The success and popularity of these foreign bitcoin ETFs could create a sense of urgency and FOMO (fear of missing out) for the SEC, as it risks losing its competitive edge and influence in the global financial market if it continues to lag behind other regulators in embracing crypto innovation. Moreover, it could also create a regulatory arbitrage opportunity for US investors who could access these foreign products through various platforms or vehicles, potentially exposing them to higher risks and costs than if they had access to a domestic bitcoin ETF.
The Increasing Maturity and Adoption of Bitcoin
A third factor that could sway the SEC’s decision is the increasing maturity and adoption of bitcoin as an asset class. Over the past year, bitcoin has witnessed remarkable growth and resilience in terms of its price performance, market capitalization, network security, liquidity, volatility, institutional involvement, mainstream acceptance, and social impact.
Bitcoin’s price has surged by over 300% since July of 2021, reaching new all-time highs above $69,000 in November of 2023. Its market capitalization has surpassed $1 trillion, making it one of the largest and most valuable assets in the world. Its network security has remained robust and reliable despite numerous attacks and challenges over its 14+year history. Its liquidity has improved significantly with the emergence and expansion of various platforms, venues, and services that facilitate the trading, custody, and settlement of bitcoin.
Its volatility has declined gradually over time, as it has become more widely distributed and diversified among different types of investors and users. Its institutional involvement has increased dramatically, as more and more corporations, hedge funds, asset managers, pension funds, endowments, and sovereign wealth funds have added bitcoin to their portfolios or treasury reserves. Its mainstream acceptance has grown exponentially, as more and more celebrities, influencers, politicians, regulators, media outlets, and organizations have endorsed or adopted bitcoin or its underlying technology.
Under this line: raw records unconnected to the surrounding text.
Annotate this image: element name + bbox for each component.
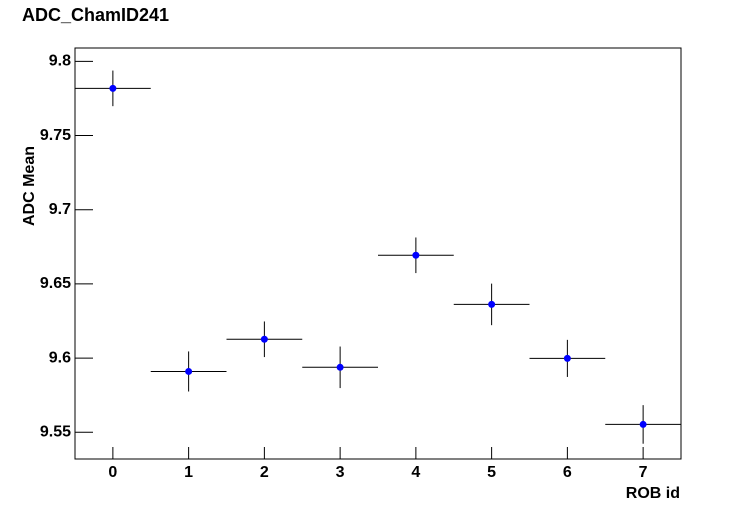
y-tick-label: 9.75 — [40, 127, 71, 144]
data-point — [563, 354, 571, 362]
y-tick-label: 9.8 — [49, 53, 71, 70]
y-tick-label: 9.65 — [40, 275, 71, 292]
data-point — [185, 367, 193, 375]
x-tick-label: 2 — [260, 464, 269, 481]
chart-title: ADC_ChamID241 — [22, 5, 169, 25]
data-point — [639, 420, 647, 428]
y-axis-label: ADC Mean — [21, 146, 38, 226]
data-point — [260, 335, 268, 343]
x-tick-label: 5 — [487, 464, 496, 481]
x-axis-label: ROB id — [626, 485, 680, 502]
x-tick-label: 6 — [563, 464, 572, 481]
data-point — [109, 84, 117, 92]
plot-frame — [74, 47, 682, 460]
x-tick-label: 1 — [184, 464, 193, 481]
data-point — [336, 363, 344, 371]
y-tick-label: 9.7 — [49, 201, 71, 218]
data-point — [412, 251, 420, 259]
x-tick-label: 3 — [336, 464, 345, 481]
x-tick-label: 0 — [108, 464, 117, 481]
x-tick-label: 7 — [639, 464, 648, 481]
y-tick-label: 9.55 — [40, 424, 71, 441]
data-point — [488, 300, 496, 308]
y-tick-label: 9.6 — [49, 349, 71, 366]
x-tick-label: 4 — [411, 464, 420, 481]
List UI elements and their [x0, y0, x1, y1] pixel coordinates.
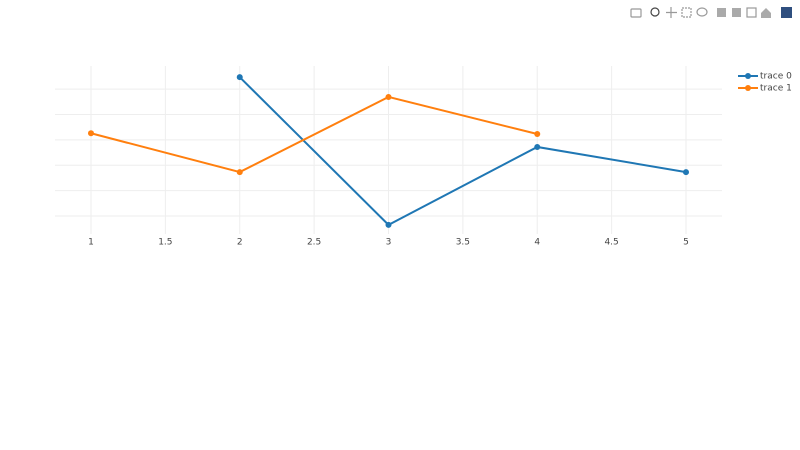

Its social impact has been profound and positive, as it has empowered millions of people around the world with financial inclusion, freedom, privacy, and sovereignty.
These developments have enhanced the credibility and legitimacy of bitcoin as a viable and valuable asset class that deserves recognition and regulation from the SEC. They have also addressed or alleviated some of the main concerns and objections that the SEC has raised in the past regarding bitcoin ETFs, such as market manipulation, fraud, custody, valuation, liquidity, arbitrage, investor protection, and public interest.
In conclusion, the approval of a bitcoin ETF in the US seems to be more likely than ever before, as several factors have converged to create a more favorable environment for the SEC to finally make a historic decision by the end of 2023. The SEC’s new leadership and approach, the growing demand and competition for bitcoin ETFs, and the increasing maturity and adoption of bitcoin are some of the key developments and events that could pave the way for a breakthrough in the crypto space.
A bitcoin ETF could potentially boost the adoption, liquidity, and legitimacy of bitcoin among institutional and retail investors, as well as enhance the innovation and efficiency of the financial market. However, it could also entail some risks and challenges for the crypto industry, such as increased regulation, taxation, centralization, and dilution. Therefore, investors should be aware of both the opportunities and pitfalls of a bitcoin ETF before making any investment decisions.
The SEC now has no other reasons but to approve the ETF!